Amlogic A311D includes the Verisilicon VIP Nano NPU with 5TOPS+ of computational performance. The fixed and programmable functional units are designed to accelerate specific neuro network functions.
Currently, the NPU is driven with proprietary toolchains that work with very specific vendor SDKs.
Verisilicon provides the Tensor Interface Module or TIM-VX: GitHub - VeriSilicon/TIM-VX: Verisilicon Tensor Interface Module
Amlogic provides a Amlogic Neuro Network SDK: Amlogic-NN · GitHub
Tomeu’s work on an upstream open source Mesa stack that will be shipped with various distributions and build toolchains like buildroot and Yocto.

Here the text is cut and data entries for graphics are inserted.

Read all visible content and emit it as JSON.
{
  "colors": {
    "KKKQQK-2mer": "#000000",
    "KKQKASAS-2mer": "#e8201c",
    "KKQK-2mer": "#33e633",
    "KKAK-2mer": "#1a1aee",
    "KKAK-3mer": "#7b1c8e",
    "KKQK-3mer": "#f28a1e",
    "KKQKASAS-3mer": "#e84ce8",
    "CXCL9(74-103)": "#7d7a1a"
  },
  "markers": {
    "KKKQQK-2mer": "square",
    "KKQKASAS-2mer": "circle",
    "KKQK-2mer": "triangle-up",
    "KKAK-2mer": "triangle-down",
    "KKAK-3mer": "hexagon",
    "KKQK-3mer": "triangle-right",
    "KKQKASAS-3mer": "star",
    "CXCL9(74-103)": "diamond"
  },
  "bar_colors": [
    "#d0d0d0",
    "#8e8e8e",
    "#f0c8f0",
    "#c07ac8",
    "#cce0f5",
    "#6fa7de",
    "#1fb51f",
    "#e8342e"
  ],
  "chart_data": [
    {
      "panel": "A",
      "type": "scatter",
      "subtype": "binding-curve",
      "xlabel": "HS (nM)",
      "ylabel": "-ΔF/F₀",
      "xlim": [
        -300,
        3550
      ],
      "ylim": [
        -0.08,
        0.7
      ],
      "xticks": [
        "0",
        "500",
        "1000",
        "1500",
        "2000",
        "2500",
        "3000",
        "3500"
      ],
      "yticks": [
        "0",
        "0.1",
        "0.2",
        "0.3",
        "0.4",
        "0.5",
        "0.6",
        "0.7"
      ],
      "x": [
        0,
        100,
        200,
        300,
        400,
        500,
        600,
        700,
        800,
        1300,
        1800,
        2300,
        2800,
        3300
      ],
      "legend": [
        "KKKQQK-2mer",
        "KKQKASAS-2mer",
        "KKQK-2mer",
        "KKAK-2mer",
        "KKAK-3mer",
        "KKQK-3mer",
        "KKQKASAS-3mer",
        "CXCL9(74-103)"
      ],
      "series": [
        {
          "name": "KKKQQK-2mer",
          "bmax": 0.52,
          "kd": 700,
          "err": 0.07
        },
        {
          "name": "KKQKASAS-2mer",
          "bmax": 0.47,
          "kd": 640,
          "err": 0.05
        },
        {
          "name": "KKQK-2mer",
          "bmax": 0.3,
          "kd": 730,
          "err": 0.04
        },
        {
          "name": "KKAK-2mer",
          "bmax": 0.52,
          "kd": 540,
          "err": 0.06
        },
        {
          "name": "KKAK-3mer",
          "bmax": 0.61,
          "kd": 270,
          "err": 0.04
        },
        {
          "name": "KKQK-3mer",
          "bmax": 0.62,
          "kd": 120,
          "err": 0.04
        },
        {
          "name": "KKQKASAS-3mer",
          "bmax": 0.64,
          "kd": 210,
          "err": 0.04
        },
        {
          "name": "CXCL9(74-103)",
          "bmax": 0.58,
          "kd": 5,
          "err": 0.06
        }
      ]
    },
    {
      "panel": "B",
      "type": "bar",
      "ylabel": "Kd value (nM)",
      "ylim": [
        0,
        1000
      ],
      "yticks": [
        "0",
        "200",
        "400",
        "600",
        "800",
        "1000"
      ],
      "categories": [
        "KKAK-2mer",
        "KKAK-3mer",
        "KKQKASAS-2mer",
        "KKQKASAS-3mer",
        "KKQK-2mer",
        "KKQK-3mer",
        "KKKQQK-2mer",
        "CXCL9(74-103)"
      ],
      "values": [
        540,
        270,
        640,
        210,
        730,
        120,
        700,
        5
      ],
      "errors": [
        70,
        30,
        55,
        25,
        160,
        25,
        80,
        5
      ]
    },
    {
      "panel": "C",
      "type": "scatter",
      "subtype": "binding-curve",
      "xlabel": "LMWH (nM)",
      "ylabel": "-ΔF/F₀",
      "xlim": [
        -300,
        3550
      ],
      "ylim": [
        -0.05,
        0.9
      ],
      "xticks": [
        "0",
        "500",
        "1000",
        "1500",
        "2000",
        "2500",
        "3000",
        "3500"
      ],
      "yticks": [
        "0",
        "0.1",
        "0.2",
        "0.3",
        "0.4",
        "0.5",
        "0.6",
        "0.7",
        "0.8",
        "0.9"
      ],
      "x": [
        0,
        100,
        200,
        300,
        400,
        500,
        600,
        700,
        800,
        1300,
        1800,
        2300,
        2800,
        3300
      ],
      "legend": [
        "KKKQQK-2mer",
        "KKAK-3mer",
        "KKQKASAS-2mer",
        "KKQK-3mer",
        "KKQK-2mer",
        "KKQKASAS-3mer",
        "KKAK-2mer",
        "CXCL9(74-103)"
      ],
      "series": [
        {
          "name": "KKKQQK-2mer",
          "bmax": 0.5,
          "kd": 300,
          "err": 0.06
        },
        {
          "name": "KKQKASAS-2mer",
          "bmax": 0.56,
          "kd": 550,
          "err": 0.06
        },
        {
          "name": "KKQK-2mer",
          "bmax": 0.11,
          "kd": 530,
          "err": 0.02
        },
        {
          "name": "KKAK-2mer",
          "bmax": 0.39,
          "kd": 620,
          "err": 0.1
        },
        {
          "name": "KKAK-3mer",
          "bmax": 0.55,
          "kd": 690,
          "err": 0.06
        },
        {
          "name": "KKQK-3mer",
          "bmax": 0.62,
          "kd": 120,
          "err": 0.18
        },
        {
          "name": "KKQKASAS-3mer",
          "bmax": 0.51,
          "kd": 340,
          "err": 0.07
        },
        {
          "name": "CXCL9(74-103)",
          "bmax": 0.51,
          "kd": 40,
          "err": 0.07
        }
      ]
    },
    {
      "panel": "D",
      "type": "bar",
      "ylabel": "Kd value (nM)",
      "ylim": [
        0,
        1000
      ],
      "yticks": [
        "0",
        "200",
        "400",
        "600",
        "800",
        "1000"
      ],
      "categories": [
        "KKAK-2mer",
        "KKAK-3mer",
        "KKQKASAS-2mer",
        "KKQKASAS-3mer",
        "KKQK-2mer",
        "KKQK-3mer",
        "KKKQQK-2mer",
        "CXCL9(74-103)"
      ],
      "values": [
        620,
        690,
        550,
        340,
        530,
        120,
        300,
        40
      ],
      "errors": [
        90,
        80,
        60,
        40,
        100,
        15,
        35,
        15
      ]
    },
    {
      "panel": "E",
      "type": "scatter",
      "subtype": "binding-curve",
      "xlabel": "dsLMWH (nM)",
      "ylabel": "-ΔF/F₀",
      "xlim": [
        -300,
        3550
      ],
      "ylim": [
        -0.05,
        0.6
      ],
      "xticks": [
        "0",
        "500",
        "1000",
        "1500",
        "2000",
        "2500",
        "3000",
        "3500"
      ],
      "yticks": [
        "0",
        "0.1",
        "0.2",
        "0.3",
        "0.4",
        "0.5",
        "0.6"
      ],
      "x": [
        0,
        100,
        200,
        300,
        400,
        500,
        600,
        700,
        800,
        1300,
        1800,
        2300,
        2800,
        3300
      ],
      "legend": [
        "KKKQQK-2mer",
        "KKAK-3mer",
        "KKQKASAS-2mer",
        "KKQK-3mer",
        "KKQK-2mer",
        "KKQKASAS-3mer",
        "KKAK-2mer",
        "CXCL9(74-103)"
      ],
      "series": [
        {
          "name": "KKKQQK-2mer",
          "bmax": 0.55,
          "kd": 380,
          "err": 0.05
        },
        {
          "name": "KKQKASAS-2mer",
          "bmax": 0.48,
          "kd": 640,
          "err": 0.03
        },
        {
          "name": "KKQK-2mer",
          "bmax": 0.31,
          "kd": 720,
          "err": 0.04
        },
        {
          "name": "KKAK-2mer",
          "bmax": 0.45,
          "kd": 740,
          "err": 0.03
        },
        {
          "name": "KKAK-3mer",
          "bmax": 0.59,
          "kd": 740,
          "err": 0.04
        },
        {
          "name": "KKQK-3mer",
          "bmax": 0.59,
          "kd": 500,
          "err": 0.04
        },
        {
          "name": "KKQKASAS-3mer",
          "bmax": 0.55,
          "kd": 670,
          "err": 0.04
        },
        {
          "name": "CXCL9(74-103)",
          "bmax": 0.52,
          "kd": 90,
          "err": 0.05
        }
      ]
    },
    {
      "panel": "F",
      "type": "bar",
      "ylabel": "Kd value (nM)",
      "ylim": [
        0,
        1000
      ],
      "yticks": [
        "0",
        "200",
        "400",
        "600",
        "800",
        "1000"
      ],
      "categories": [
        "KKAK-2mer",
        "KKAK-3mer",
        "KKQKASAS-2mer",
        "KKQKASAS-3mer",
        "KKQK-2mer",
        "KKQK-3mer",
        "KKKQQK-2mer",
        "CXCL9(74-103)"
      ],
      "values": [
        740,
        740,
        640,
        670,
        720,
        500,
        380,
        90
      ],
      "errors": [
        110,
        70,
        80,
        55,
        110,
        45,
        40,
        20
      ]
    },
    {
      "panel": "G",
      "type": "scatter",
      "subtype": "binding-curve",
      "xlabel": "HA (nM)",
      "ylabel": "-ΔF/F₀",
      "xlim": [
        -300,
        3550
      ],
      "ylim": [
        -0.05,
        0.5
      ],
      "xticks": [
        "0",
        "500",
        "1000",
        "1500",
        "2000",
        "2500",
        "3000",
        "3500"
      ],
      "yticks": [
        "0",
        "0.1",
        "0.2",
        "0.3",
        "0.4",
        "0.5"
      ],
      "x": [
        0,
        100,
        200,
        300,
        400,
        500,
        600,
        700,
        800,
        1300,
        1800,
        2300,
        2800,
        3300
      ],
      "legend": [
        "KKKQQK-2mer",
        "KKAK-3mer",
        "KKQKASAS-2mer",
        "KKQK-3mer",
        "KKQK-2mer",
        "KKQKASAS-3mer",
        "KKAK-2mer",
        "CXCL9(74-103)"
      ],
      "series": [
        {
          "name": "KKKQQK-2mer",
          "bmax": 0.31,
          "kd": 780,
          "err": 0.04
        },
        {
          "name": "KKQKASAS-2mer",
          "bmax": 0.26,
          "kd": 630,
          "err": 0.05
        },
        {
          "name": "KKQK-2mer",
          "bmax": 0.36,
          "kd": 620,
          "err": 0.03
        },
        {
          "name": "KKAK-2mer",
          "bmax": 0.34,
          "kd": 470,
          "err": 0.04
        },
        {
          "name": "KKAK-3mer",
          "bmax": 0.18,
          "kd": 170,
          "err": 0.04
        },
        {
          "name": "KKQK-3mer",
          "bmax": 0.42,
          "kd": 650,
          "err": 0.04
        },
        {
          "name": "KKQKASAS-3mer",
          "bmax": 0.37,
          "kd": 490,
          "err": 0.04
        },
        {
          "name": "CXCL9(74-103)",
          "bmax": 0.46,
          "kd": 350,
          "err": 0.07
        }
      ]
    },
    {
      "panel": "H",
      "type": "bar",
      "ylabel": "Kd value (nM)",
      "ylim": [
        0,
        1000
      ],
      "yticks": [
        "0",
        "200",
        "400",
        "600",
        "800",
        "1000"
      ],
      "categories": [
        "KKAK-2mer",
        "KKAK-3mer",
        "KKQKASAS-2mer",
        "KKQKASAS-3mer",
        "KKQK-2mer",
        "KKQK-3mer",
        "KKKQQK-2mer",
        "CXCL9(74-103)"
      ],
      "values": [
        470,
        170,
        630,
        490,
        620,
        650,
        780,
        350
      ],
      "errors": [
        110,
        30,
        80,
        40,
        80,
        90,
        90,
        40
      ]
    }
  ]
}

Amlogic provided example models: https://github.com/Amlogic-NN/AML_NN_SDK/tree/master/Model/DDK188.8.131.52/A311D_0x88
Some potential applications of the NPU include the following:
- MobileNetV1 is supported already with decent performance.
- MobileNetV3 needs some extra functionality in operations that are already supported.
- InceptionV4 can be supported with additional work:
- Support MaxPool and AvgPool
- Support tensor concatenation
- SSDLite MobileDet is supported already with decent performance with a potential 3x upllift.
- PoseNet MobileNet V1: Pretty easy, as the backbone is MobileNet V1.
- MoveNet.SinglePose.Lightning: Quite a few new ops: Sub, FloorDiv, Mul, ArgMax, Cast, Sqrt, …
- YamNet: The core is fine, but at the beginning there is quite a bit
of tensor massaging with operations we don’t support yet. It may be
fine with just letting those operations run on the CPU.
- MiDaS: Only ResizeBilinear is new, rest should be supported.
- Enhanced Super Resolution GAN: LeakyRelu, Mul, Tensor concatenation. There is a huge number of layers, so probably cannot run in real time.